The Web and online social media provide invaluable communication services to a global Internet user base. The tremendous success of these services, however, has also created valuable opportunities for criminals and other miscreants to abuse them for their own gain. As a result, it is both an important yet challenging problem to detect, monitor, and curtail this abuse. However, the large scale and diversity of these services, combined with the tactics used by attackers, make it difficult to discern one clear and robust signal for detecting abuse. One approach, relying on domain expertise, is to construct a small set of well-crafted heuristics, but such heuristics tend to rapidly become obsolete. In this talk, I will describe more robust approaches based on machine learning, statistical modeling, and large-scale analytics of large data sets.

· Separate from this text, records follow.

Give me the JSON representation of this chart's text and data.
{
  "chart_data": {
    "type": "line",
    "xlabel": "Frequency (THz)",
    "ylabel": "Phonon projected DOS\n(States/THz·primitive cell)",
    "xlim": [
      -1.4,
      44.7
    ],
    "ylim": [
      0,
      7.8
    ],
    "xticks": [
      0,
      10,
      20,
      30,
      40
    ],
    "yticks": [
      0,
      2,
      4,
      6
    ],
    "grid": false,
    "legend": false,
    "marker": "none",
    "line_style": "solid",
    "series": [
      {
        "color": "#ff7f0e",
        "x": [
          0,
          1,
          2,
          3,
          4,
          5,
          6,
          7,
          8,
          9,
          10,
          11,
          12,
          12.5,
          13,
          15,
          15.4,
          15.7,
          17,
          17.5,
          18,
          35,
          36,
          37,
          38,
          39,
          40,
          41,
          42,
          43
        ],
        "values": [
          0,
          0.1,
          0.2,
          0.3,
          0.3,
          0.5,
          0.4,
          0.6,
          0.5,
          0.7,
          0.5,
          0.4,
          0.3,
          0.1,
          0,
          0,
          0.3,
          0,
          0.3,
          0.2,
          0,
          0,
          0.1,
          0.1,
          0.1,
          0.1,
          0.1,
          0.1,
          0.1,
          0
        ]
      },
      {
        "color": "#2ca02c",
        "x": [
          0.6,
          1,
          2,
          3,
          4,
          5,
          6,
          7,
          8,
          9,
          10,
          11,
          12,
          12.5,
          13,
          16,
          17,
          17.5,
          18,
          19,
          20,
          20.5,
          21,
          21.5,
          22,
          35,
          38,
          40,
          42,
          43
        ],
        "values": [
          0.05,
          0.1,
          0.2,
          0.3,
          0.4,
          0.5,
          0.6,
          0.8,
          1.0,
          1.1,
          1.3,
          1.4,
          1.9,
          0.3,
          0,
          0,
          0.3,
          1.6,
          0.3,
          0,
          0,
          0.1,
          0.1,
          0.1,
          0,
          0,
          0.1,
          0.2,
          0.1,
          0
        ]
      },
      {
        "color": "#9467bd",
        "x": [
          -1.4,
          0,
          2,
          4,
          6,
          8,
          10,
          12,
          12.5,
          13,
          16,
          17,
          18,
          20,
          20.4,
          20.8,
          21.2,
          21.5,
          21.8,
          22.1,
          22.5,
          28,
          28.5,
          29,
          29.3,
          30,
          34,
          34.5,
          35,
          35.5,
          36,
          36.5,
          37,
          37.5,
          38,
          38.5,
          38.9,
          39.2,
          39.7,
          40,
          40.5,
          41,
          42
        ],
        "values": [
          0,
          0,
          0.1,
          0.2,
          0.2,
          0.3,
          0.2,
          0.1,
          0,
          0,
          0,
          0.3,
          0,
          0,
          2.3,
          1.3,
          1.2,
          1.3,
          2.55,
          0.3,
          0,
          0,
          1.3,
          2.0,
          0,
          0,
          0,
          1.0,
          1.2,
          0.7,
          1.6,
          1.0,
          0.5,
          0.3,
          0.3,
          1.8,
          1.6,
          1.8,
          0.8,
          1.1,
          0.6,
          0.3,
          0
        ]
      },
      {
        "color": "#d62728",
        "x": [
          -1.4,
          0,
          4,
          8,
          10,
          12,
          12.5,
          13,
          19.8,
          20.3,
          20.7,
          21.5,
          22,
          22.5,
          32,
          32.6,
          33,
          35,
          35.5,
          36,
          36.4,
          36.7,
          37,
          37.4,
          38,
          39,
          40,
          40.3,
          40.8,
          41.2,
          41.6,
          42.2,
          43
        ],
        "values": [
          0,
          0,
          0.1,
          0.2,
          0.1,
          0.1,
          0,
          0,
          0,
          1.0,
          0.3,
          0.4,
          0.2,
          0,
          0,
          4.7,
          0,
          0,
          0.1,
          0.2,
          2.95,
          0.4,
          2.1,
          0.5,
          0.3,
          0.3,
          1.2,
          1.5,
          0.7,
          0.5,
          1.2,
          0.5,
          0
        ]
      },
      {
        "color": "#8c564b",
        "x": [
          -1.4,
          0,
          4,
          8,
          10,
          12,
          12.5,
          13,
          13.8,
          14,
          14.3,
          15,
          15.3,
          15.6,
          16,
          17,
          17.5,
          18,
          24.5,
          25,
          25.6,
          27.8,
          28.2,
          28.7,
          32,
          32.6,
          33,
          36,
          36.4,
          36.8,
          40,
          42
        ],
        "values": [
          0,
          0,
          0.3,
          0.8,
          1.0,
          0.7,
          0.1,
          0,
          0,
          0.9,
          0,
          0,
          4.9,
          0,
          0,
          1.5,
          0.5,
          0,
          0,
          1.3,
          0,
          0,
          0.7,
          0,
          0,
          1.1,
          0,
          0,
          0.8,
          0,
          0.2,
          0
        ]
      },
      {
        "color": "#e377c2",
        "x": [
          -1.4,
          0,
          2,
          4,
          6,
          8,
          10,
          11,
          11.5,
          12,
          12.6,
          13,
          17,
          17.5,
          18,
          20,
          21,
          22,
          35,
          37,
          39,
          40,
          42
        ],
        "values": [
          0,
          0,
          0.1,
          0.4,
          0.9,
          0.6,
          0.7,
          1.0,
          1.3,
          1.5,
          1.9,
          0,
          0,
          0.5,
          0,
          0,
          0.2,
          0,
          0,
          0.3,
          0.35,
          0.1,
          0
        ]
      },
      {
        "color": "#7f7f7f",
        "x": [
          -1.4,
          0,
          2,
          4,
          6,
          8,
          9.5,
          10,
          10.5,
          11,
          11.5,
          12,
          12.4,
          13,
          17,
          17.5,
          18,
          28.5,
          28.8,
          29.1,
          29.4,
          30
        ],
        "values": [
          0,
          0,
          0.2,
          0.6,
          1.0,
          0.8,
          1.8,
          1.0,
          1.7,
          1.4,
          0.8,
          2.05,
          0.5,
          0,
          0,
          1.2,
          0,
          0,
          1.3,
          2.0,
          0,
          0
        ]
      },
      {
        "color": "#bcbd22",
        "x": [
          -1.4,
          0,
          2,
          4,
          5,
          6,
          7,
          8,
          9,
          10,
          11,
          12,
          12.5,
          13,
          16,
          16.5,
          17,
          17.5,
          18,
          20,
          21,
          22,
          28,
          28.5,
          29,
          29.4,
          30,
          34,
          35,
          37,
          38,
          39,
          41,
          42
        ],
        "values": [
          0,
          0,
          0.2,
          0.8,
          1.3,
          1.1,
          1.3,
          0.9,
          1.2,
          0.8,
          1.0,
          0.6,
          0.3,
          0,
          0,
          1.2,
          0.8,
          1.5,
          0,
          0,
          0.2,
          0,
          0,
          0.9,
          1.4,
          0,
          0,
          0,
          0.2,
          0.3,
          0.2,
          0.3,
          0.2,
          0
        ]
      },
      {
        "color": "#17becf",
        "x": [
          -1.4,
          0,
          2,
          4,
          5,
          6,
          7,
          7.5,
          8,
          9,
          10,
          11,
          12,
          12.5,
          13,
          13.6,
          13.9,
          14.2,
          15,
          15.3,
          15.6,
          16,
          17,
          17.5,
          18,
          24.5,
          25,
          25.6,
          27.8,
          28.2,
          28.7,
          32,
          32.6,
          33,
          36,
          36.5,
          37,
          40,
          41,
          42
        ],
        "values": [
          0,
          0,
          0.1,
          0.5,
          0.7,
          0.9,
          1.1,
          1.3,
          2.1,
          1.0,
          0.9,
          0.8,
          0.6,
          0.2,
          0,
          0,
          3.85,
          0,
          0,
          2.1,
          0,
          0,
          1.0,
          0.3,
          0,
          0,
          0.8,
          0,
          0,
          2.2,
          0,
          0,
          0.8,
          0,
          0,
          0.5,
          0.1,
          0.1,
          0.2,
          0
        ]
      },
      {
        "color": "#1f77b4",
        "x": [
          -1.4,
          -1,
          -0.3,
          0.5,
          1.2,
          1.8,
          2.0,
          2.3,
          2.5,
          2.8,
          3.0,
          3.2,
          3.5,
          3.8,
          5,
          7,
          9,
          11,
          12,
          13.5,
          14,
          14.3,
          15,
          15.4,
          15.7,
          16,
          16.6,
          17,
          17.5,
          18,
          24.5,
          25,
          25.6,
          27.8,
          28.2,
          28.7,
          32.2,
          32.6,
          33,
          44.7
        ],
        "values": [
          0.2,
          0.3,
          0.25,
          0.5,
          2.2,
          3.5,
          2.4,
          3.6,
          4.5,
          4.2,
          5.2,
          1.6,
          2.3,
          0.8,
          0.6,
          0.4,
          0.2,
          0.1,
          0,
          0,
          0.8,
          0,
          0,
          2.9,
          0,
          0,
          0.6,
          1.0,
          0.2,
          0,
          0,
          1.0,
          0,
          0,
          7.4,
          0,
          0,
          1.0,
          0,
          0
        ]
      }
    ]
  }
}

First I will describe online learning approaches for detecting malicious Web sites (those involved in criminal scams) using lexical and host-based features of the associated URLs. This application is particularly appropriate for online algorithms as the size of the training data is larger than can be
efficiently processed in batch and because the features that typify malicious URLs evolve continuously. Motivated by this application, we built a real-time system to gather URL features and analyze them against a source of labeled URLs from a large Web mail provider. Our system adapts in an online fashion to the evolving characteristics of malicious URLs, achieving daily classification accuracies up to 99% over a balanced data set.
Justin Ma is a postdoc in the UC Berkeley AMPLab. His primary research is in systems security, and his other interests include applications of machine learning to systems problems, systems for large-scale machine learning, and the impact of energy availability on computing. He received B.S. degrees in Computer Science and Mathematics from the University of Maryland in 2004, and he received his Ph.D. in Computer Science from UC San Diego in 2010.